Bogor, 21 Maret 2013
SAZ

Selasa, 19 Maret 2013

Syukur


Ketika kita bangun di pagi hari, bersyukurlah atas (adanya) cahaya fajar, kehidupan, kesehatan dan kekuatan. 
Bersyukurlah atas kelapangan dan kegembiraan hidup. 
Jika kita tidak melihat alasan untuk berterima kasih kesalahan terletak dalam diri kita sendiri. 

Salam hangat, ^_^
SAZ

Selasa, 12 Maret 2013

Horison dalam Cermin Puisi















/Sajak Hati/


Tatkala gunung berdiri
Menopang langit dan membebani bumi
Menahan angin dan menghalau udara

Dan hati ini pun berdiri
Menopang rasa dan membebani nurani
Menahan hawa dan menghalau cinta

Tatkala air berlari
Mendorong bumi dan mengejar langit
Memberi hidup dan membawa mati

Dan hati ini pun berlari
Mendorong jati dan mengejar sengit
Membuang janji dan memberi bukti

Tatkala api bernyanyi
Membawa syair maut dan menelan hidup
Melagu sunyi dan bernada biru

Dan hati ini pun bernyanyi
Membawa syair rindu dan menelan gugup
Melagu sepi dan bernada sendu


SAZ
Bandung, 29 April 2008

Selasa, 05 Maret 2013

Seorang Wali di Rumahku


Suatu hari aku meminta didoakan oleh salah seorang guru, “Ustadz, doakanlah saya agar hidup saya sukses”. 
Bukan mendoakan, beliau malah berkata, “Antum jangan minta doa sama ana, antum punya salah seorang wali di rumah yang bisa dengan cepat mengabulkan segala hajat antum karena doanya”. Aku terhenyak, “Betulkah ustadz?

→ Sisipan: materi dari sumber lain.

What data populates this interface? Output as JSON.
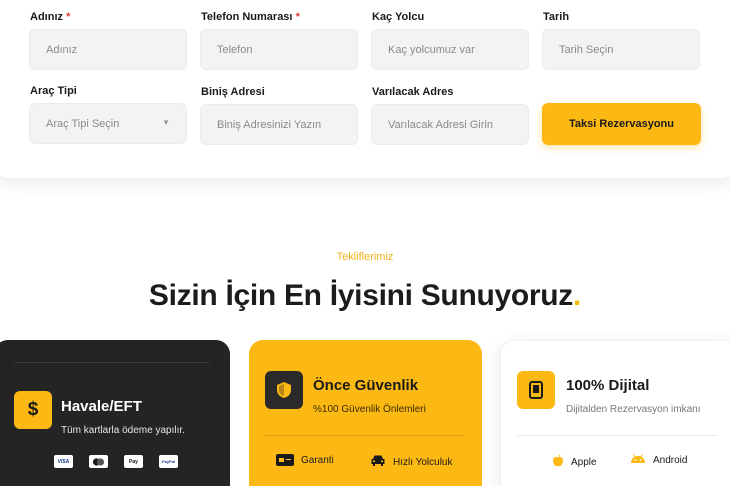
{
  "form": {
    "fields": [
      {
        "label": "Adınız",
        "required": true,
        "placeholder": "Adınız"
      },
      {
        "label": "Telefon Numarası",
        "required": true,
        "placeholder": "Telefon"
      },
      {
        "label": "Kaç Yolcu",
        "required": false,
        "placeholder": "Kaç yolcumuz var"
      },
      {
        "label": "Tarih",
        "required": false,
        "placeholder": "Tarih Seçin"
      },
      {
        "label": "Araç Tipi",
        "required": false,
        "placeholder": "Araç Tipi Seçin"
      },
      {
        "label": "Biniş Adresi",
        "required": false,
        "placeholder": "Biniş Adresinizi Yazın"
      },
      {
        "label": "Varılacak Adres",
        "required": false,
        "placeholder": "Varılacak Adresi Girin"
      }
    ],
    "required_mark": "*",
    "submit_label": "Taksi Rezervasyonu"
  },
  "offers": {
    "eyebrow": "Tekliflerimiz",
    "headline": "Sizin İçin En İyisini Sunuyoruz",
    "headline_dot": "."
  },
  "cards": [
    {
      "title": "Havale/EFT",
      "subtitle": "Tüm kartlarla ödeme yapılır.",
      "icon": "dollar-icon",
      "payments": [
        "VISA",
        "MC",
        "Pay",
        "PayPal"
      ]
    },
    {
      "title": "Önce Güvenlik",
      "subtitle": "%100 Güvenlik Önlemleri",
      "icon": "shield-icon",
      "features": [
        {
          "label": "Garanti",
          "icon": "card-icon"
        },
        {
          "label": "Hızlı Yolculuk",
          "icon": "car-icon"
        }
      ]
    },
    {
      "title": "100% Dijital",
      "subtitle": "Dijitalden Rezervasyon imkanı",
      "icon": "tablet-icon",
      "features": [
        {
          "label": "Apple",
          "icon": "apple-icon"
        },
        {
          "label": "Android",
          "icon": "android-icon"
        }
      ]
    }
  ],
  "colors": {
    "accent": "#fdb913",
    "dark_card": "#242424",
    "required": "#e53935"
  }
}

Di rumah saya ada seorang wali? Ia menjawab, “Ya, wali tersebut adalah orang tuamu terutama ibumu. Berbaktilah antum kepadanya jika dia masih hidup maka antum akan mendapatkan keberkahan dan ridho dari Allah. Doa darinya tiada tertolak, Insya Allah mustajab.”
Duhai, ibu …:')

SAZ, 2013

Menyapu Hikmah dari Ikan Sapu-Sapu


“Tiada yang lebih sabar dari ikan sapu-sapu (Pterygoplichthys). Disimpan di kolam, bahagia, dipindahkan ke baskom, berterima. Diam di air jernih atau di lumpur, ia tetap bersyukur. Diberi makan pelet, senang, lupa diberi makan, ia lumat lumut itu. Ketika pompa air mati, disergapnya oksigen langsung dari udara. Ia bisa hidup dengan siapa saja, apakah koi, red sumatera, atau nila. Banyak kaca akuarium berhutang bersih kepadanya. Ia tahu bukan pilihan menu ikan bagi manusia oleh sebab itu ia terima dirinya apa adanya. Jika nasib membuat tubuhnya berwarna-warna, ia tak jadi jumawa, namun juga ia tak pernah rendah diri di hadapan ikan-ikan lain jika tubuhnya hitam sewarna saja.”